Sejumlah menteri lainnya juga hadir untuk merasakan semarak Ramadhan di Bumi Serambi Mekkah sekaligus memperkuat dukungan pusat terhadap pengembangan syiar Islam dan ekonomi kreatif berbasis religi di Aceh.

“Kami mengajak seluruh masyarakat, khususnya di Banda Aceh dan Aceh Besar, untuk hadir dan bersama-sama meramaikan acara ini,” ujar Fadhlullah yang akrab disapa Dek Fad.

Baca Juga :  Bebas Overthinking, Ini Cara Lacak dan Amankan Kirim Paket Ke Luar Negeri

Menurutnya, penutupan festival bukan sekadar seremoni, melainkan momentum kebersamaan dan penguatan nilai spiritual masyarakat Aceh.

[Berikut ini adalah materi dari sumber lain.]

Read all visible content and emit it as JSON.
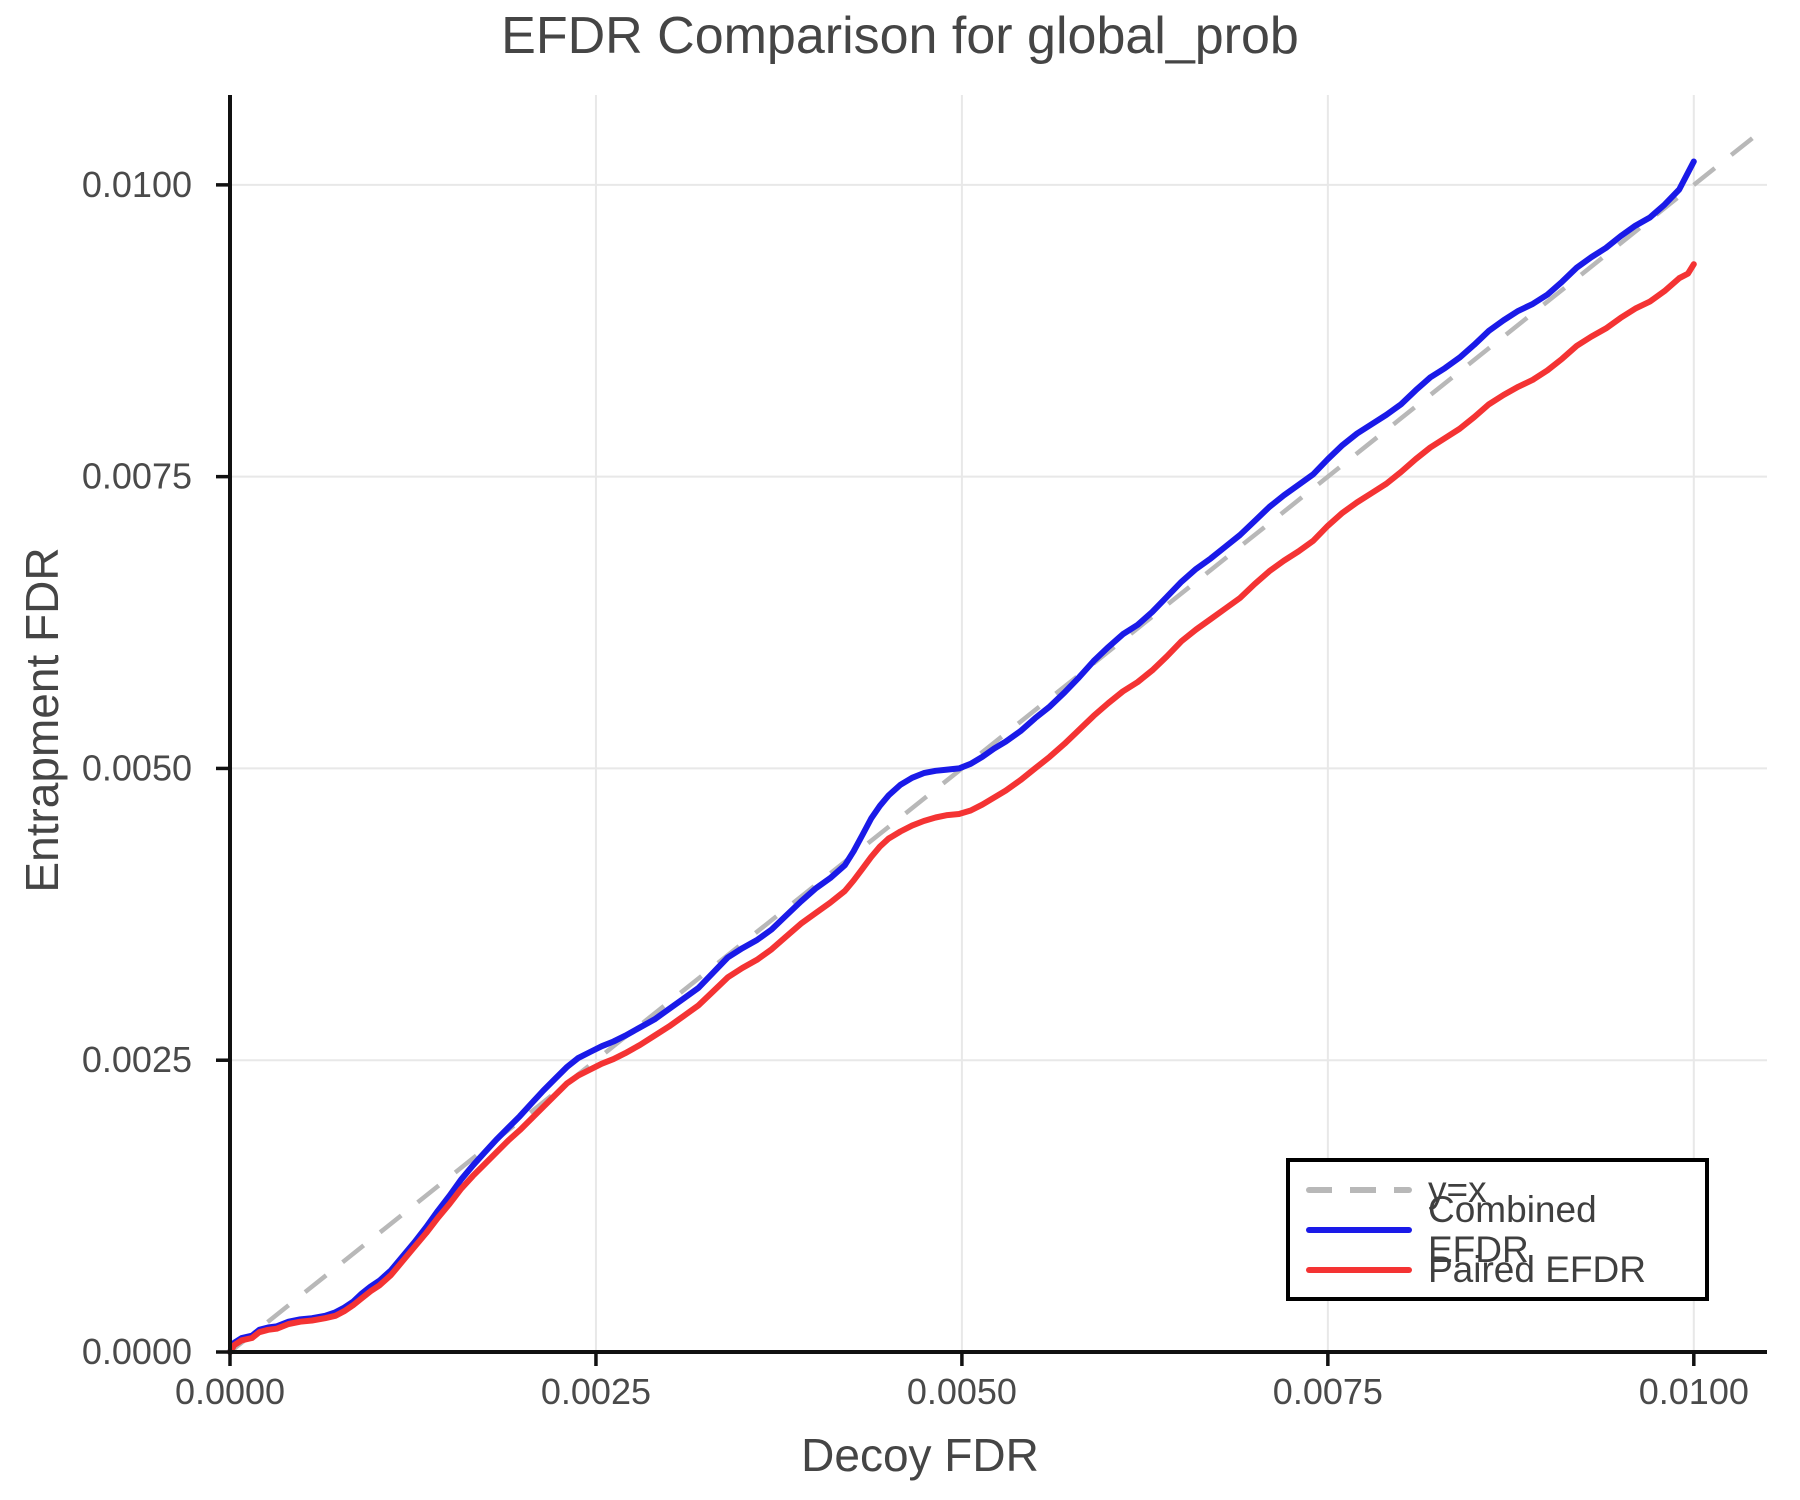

Panitia menyediakan berbagai rangkaian kegiatan menarik, antara lain atraksi budaya khas Aceh dan parade idang (hidangan berbuka) bagi ribuan masyarakat. Selain itu, bubur pedas (ie bu peudah peudah) dan bubur kanji (ie bu kanji) juga dibagikan secara gratis.

Di area lapangan parkir depan masjid, juga disediakan stan kuliner berbayar yang melibatkan pelaku UMKM dari Banda Aceh dan Aceh Besar sebagai upaya mendorong perputaran ekonomi lokal selama Ramadhan.

Melalui kolaborasi pemerintah, pelaku UMKM, dan masyarakat, Pemerintah Aceh berharap acara ini menjadi momentum religius sekaligus penguatan identitas Aceh sebagai daerah yang konsisten menghidupkan syiar Islam dalam balutan budaya dan ekonomi kreatif. (Zainal/Red)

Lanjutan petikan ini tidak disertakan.